For Immediate Release:
12 October 2017
Radhika Suryavanshi; [email protected]
Sachin Bangera; [email protected]
PETA and PFA Patna Members Will Deliver Hopeful Message of Ending World Hunger to City
Patna – Just in time for World Food Day on 16 October, a costumed People for the Ethical Treatment of Animals (PETA) “carrot” will take to the streets of Patna with free, delicious vegan meals as well as a reminder that feeding the world can be as easy as going vegan. The “carrot” – holding a sign that reads, “End World Hunger.

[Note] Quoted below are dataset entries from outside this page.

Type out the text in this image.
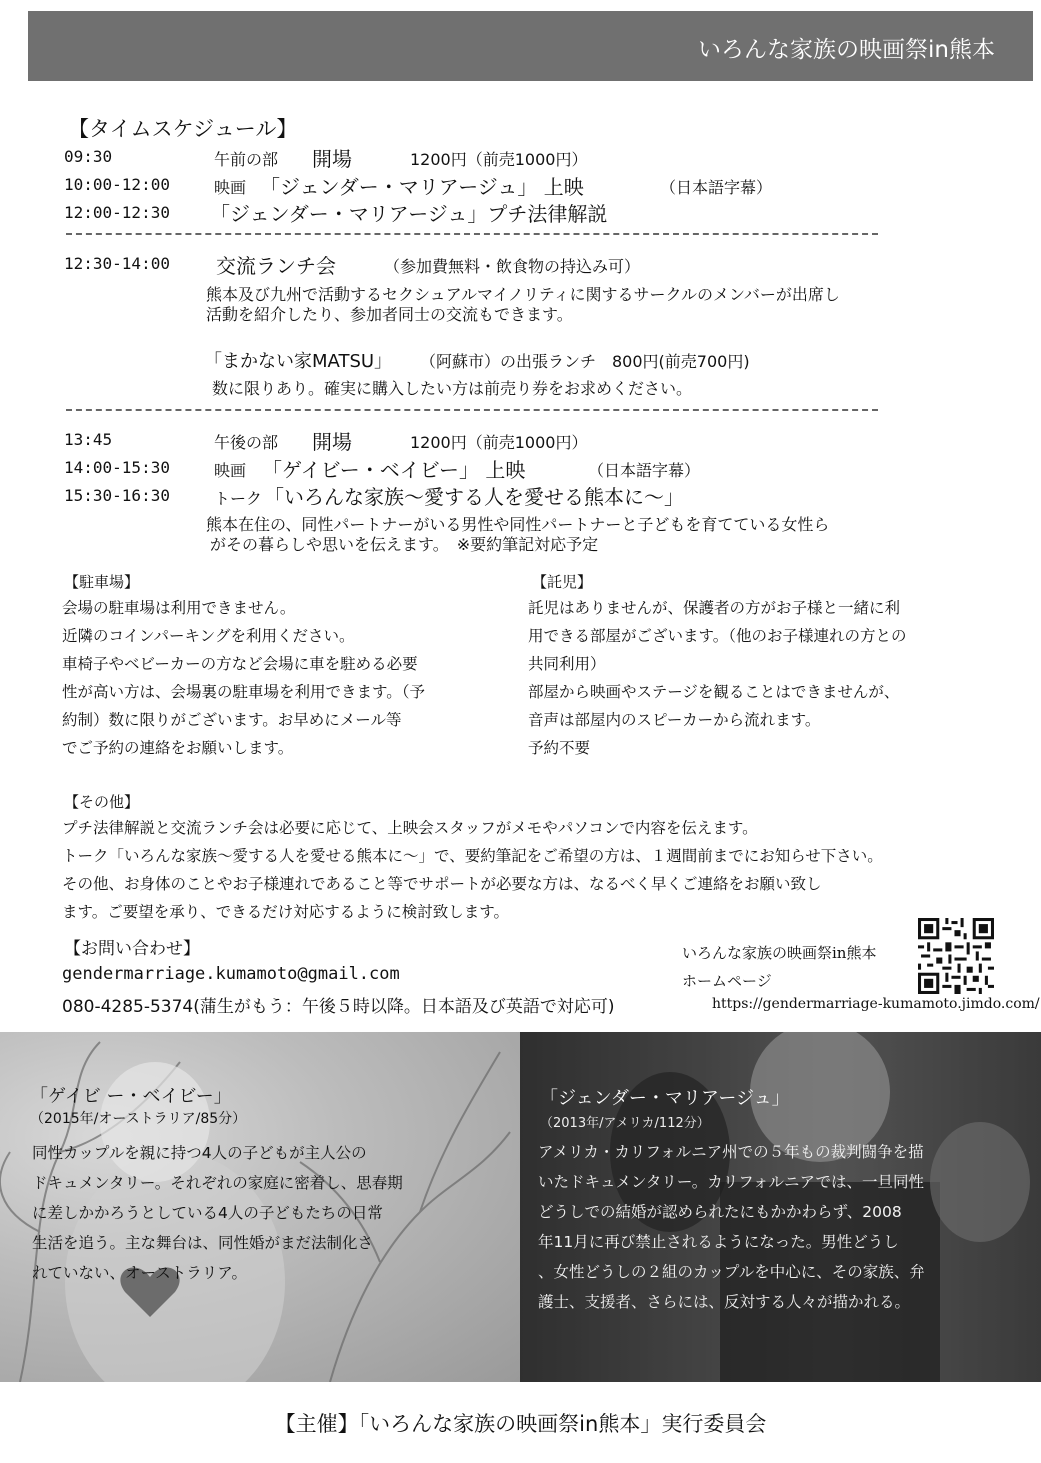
いろんな家族の映画祭in熊本
【タイムスケジュール】
09:30	午前の部 開場	1200円（前売1000円）
10:00-12:00	映画 「ジェンダー・マリアージュ」 上映	（日本語字幕）
12:00-12:30 「ジェンダー・マリアージュ」プチ法律解説
12:30-14:00 交流ランチ会	（参加費無料・飲食物の持込み可）
熊本及び九州で活動するセクシュアルマイノリティに関するサークルのメンバーが出席し
活動を紹介したり、参加者同士の交流もできます。
「まかない家MATSU」 （阿蘇市）の出張ランチ　800円(前売700円)
数に限りあり。確実に購入したい方は前売り券をお求めください。
13:45	午後の部 開場	1200円（前売1000円）
14:00-15:30	映画 「ゲイビー・ベイビー」 上映	（日本語字幕）
15:30-16:30	トーク 「いろんな家族〜愛する人を愛せる熊本に〜」
熊本在住の、同性パートナーがいる男性や同性パートナーと子どもを育てている女性ら
がその暮らしや思いを伝えます。　※要約筆記対応予定
【駐車場】
会場の駐車場は利用できません。
近隣のコインパーキングを利用ください。
車椅子やベビーカーの方など会場に車を駐める必要
性が高い方は、会場裏の駐車場を利用できます。（予
約制）数に限りがございます。お早めにメール等
でご予約の連絡をお願いします。
【託児】
託児はありませんが、保護者の方がお子様と一緒に利
用できる部屋がございます。（他のお子様連れの方との
共同利用）
部屋から映画やステージを観ることはできませんが、
音声は部屋内のスピーカーから流れます。
予約不要
【その他】
プチ法律解説と交流ランチ会は必要に応じて、上映会スタッフがメモやパソコンで内容を伝えます。
トーク「いろんな家族〜愛する人を愛せる熊本に〜」で、要約筆記をご希望の方は、１週間前までにお知らせ下さい。
その他、お身体のことやお子様連れであること等でサポートが必要な方は、なるべく早くご連絡をお願い致し
ます。ご要望を承り、できるだけ対応するように検討致します。
【お問い合わせ】
gendermarriage.kumamoto@gmail.com
080-4285-5374(蒲生がもう：午後５時以降。日本語及び英語で対応可)
いろんな家族の映画祭in熊本
ホームページ
https://gendermarriage-kumamoto.jimdo.com/
「ゲイビ ー・ベイビー」
（2015年/オーストラリア/85分）
同性カップルを親に持つ4人の子どもが主人公の
ドキュメンタリー。それぞれの家庭に密着し、思春期
に差しかかろうとしている4人の子どもたちの日常
生活を追う。主な舞台は、同性婚がまだ法制化さ
れていない、オーストラリア。
「ジェンダー・マリアージュ」
（2013年/アメリカ/112分）
アメリカ・カリフォルニア州での５年もの裁判闘争を描
いたドキュメンタリー。カリフォルニアでは、一旦同性
どうしでの結婚が認められたにもかかわらず、2008
年11月に再び禁止されるようになった。男性どうし
、女性どうしの２組のカップルを中心に、その家族、弁
護士、支援者、さらには、反対する人々が描かれる。
【主催】「いろんな家族の映画祭in熊本」実行委員会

Go Vegan” – will let passers-by know why raising animals for meat is an inefficient use of land and crops, which could be used instead to grow food that would directly feed many more humans.
When: Friday, 13 October, 12 pm sharp
Where: Outside the Central Mall, Fraser Road, Old Jakkanpur, Golambar, Patna 800 001
“The best way to ensure that no one on Earth ever goes hungry is to choose healthy, tasty vegan meals,” says PETA India Campaigns Assistant Radhika Suryavanshi. “Each of us has the chance to do our part to end world hunger every time we sit down to eat, and that’s why PETA is encouraging caring people to choose meals that require just a fraction of the resources that meat and dairy ‘products’ do.”
As PETA, whose motto reads, in part, that “animals are not ours to eat”, points out, with the global population of humans over 7 billion – about a billion of whom currently go hungry – the only way to produce enough food, according to the Worldwatch Institute, is “to cut back sharply on meat consumption, because conversion of grazing land to food crops will increase the amount of food produced”. Vast amounts of land, water, and other resources are used to grow grains and other plants to feed animals killed for food, instead of feeding humans directly with plants. Today, at least 50 per cent of the world’s grain is fed to animals raised for food. In a 2010 report, the United Nations stated that a global move towards vegan eating is vital to save the world from hunger, fuel poverty, and the worst impact of climate change.
Animals killed for food also suffer terribly, as seen in PETA’s disturbing and highly publicised video exposé “Glass Walls“.Animals are crammed into vehicles in such large numbers that many are severely injured or even die en route to the slaughterhouse. Once there, they’re killed in view of one another and are often dismembered and skinned while still conscious.